Friday, June 3, 2011

Choose you own adventure

You probably know the dancing helix relationship between pain and pleasure as found through cycling. Most often, I will pick the illusory and fleeting pleasure with it's correspondingly magnificent pain, over a more moderate path. To wit: Lava (Schnock) Hot Springs Memorial Day weekend 2011. My son Loaf of Bread (Hereinafter, Lob) and his parent-teacher cooperative school, have a class camp out every spring,usually with some form of awful weather which acts as a bonding experience for all in attendance. After several years of failed positive experience with this circus camp school family, I hit upon my salvation a few years ago: get away for a bit, it's really better for all concerned.

Lava Hot Springs, Idaho has been in use since pre-history (which seems to be best documented here...a little pretentious as always, but wow!) yet still remains reasonably rootsy and affordable, with a Thai food restaurant.  The town sits along the Portnuef river at the base of Baldy Mountain in South East Idaho.



The suffering began Friday night with a rain to freezing rain to freezing conditions that left my tent encased like this old Citroen (@ 2:00):



Later after stuffing the kids with a double breakfast,  Baldy Mountain seemed like an identifiable and highly vertical target. By 10:30 the temp had risen to the balmy 40s, perfect riding weather.  As you can see from the map above, the road up Dempsey creek and to the SE was going to offer a reasonable climb, and if I could find it, a bomber descent straight down the face of Baldy back to town. On the way out of town I encountered a group of Skinheads skinnin' logs (really) at a log cabin manufacturer, they had brass knuckle tats, swastika tats and one guy had a big old "208," tatooed gothic style across his chest, which I realized was the Idaho area code, apparently a common tag theme for folks:



What the hell happens when the FCC decides there needs to be a new area code.  I remember when Moab went 435 and what an ass I would have been if I was still holdin' 801 across my chest.  As a lawyer, I'm here to advise you: Tatoos last forever, regulatory schemes, not so much.  These Nazi Idaho thugs did have pretty solid beta on a trail carved down the side of Baldy for a bike race a few years ago, which was gnarly back then and had since fallen into disrepair.  They doubted it was rideable. Sick.

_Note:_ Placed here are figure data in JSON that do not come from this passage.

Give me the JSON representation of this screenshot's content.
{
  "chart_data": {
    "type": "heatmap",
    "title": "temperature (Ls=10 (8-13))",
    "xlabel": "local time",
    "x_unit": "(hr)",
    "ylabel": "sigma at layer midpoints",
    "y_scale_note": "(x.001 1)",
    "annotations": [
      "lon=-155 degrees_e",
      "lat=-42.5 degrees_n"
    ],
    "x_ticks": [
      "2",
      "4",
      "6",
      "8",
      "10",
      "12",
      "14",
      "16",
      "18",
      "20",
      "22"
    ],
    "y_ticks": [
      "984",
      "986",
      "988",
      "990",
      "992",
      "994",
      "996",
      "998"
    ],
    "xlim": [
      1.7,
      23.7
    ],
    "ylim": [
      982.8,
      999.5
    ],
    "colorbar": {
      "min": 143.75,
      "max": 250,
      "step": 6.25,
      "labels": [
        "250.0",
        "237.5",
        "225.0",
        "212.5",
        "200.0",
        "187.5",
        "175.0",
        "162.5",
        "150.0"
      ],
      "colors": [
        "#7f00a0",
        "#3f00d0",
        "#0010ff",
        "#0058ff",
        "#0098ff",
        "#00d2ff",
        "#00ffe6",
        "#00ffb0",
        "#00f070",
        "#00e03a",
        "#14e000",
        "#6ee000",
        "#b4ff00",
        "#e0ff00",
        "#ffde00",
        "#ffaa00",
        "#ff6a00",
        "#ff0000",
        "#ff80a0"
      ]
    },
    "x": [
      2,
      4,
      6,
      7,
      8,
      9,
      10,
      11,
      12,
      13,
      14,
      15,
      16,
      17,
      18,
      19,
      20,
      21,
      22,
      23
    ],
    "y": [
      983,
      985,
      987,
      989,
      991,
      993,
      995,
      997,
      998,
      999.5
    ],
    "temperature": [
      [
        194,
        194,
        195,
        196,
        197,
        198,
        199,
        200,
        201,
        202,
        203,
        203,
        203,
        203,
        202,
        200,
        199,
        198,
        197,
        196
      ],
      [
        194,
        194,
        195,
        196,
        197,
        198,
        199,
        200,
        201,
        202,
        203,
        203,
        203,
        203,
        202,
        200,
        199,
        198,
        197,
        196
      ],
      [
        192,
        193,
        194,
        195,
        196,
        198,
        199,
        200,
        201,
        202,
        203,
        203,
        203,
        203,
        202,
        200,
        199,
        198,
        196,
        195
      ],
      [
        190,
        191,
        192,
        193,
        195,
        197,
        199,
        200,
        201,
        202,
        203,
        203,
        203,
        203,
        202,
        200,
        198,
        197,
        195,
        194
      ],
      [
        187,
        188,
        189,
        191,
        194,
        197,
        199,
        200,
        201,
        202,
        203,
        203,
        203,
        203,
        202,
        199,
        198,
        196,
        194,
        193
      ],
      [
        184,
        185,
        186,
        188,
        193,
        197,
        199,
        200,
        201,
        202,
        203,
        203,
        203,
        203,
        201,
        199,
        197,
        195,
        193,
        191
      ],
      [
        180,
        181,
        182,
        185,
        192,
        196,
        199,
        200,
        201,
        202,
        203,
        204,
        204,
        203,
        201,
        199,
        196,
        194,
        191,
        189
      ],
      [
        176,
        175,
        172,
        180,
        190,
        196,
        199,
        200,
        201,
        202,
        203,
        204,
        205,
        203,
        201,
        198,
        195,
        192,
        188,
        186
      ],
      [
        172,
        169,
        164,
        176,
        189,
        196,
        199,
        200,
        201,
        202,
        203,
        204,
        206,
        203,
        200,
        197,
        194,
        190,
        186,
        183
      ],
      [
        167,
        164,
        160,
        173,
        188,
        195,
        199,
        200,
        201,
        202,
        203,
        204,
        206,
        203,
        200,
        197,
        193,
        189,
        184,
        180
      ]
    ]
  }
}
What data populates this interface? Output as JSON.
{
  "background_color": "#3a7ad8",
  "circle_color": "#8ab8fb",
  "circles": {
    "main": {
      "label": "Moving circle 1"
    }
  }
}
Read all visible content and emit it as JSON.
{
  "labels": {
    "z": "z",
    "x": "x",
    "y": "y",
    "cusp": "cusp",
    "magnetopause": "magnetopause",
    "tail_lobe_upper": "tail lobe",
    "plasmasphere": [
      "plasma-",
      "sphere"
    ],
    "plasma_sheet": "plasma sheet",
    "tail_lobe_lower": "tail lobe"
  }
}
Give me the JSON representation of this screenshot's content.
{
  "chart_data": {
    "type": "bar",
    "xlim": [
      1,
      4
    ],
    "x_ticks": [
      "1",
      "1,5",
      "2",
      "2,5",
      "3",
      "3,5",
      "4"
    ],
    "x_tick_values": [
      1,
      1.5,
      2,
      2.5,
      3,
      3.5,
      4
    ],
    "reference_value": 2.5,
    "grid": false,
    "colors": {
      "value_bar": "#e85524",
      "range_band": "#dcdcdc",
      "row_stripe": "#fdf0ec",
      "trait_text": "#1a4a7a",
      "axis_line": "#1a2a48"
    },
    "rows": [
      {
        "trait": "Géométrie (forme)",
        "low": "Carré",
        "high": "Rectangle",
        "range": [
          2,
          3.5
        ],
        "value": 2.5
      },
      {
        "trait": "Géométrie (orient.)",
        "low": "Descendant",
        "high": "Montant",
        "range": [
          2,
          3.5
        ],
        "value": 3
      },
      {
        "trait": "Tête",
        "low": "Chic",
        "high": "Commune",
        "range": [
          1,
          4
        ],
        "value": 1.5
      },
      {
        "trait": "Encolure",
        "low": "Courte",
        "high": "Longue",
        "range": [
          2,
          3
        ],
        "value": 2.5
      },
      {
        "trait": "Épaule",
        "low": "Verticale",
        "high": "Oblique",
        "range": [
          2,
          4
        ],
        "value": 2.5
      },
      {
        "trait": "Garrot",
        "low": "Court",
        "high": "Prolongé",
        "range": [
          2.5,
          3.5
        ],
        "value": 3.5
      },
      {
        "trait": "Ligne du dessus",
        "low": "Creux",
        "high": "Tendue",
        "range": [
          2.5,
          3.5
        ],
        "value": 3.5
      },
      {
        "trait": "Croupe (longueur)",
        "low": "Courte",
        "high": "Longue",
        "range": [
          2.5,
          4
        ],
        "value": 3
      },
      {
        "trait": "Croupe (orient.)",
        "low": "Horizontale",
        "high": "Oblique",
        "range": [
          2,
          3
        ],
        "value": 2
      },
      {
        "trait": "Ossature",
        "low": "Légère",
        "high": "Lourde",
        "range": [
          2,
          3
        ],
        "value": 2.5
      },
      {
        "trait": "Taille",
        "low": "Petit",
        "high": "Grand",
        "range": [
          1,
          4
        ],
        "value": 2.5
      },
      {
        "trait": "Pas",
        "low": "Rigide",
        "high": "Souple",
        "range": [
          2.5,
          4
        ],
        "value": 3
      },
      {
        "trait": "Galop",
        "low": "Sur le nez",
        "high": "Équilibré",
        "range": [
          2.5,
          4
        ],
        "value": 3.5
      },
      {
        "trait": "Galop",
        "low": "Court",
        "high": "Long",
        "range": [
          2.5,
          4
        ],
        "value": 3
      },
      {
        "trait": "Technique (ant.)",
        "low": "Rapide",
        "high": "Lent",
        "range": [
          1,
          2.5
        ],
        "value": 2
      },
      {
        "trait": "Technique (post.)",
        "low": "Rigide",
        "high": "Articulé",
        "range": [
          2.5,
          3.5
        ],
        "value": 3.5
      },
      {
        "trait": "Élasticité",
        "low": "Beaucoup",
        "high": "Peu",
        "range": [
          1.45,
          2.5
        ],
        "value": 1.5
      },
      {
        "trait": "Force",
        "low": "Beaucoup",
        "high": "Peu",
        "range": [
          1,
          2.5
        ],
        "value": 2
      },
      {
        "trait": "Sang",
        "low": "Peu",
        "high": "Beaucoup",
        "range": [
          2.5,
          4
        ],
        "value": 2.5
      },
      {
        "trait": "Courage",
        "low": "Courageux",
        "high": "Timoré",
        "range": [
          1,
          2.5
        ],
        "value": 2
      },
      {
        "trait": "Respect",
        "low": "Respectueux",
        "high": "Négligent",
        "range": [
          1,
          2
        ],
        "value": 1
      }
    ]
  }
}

Okay so after a long climb and Ipod Touch camera frustrations (please comment on your camera and photo download solutions), I arrive at the ridgeline summit splashed with a dead forest apparently the result of the fire a few years back:



I think that in our graveyards we express this iconographic understanding of dead forests. Hmm. There were also radio towers at the top, a feature that I learned to notice from my hang gliding pilot friend Roger.  A radio tower means there is a road up. And maybe a way down to town.


By my calculations it was an 8 mile ride up at about 8% and it was going to be a 4 mile ride down at 14% (3000 vert. feet). A perfect pain pleasure formulation. If you look closely in the photo above you can see the new water slide OVER Center Street in Lava.  Who designs these water slides, kids? Now where is that trail?  Here?



Well nice try and in the photo you can see my new bike, my first new primary ride in more than a decade.  But, nice bike and all this was not the trail.  Patience was a virtue as I scoured the top to no avail, but after long enough, some locals and hikers came along and pointed out this:



Steep, blown out, sometimes not there, barely rideable, but a perfect techy solo rush.  That steep the whole way. 


This ride was a lot like a Choose Your Own Adventure book with limited info and objectives going in.  When was the last time you chose your own adventure? Freeride!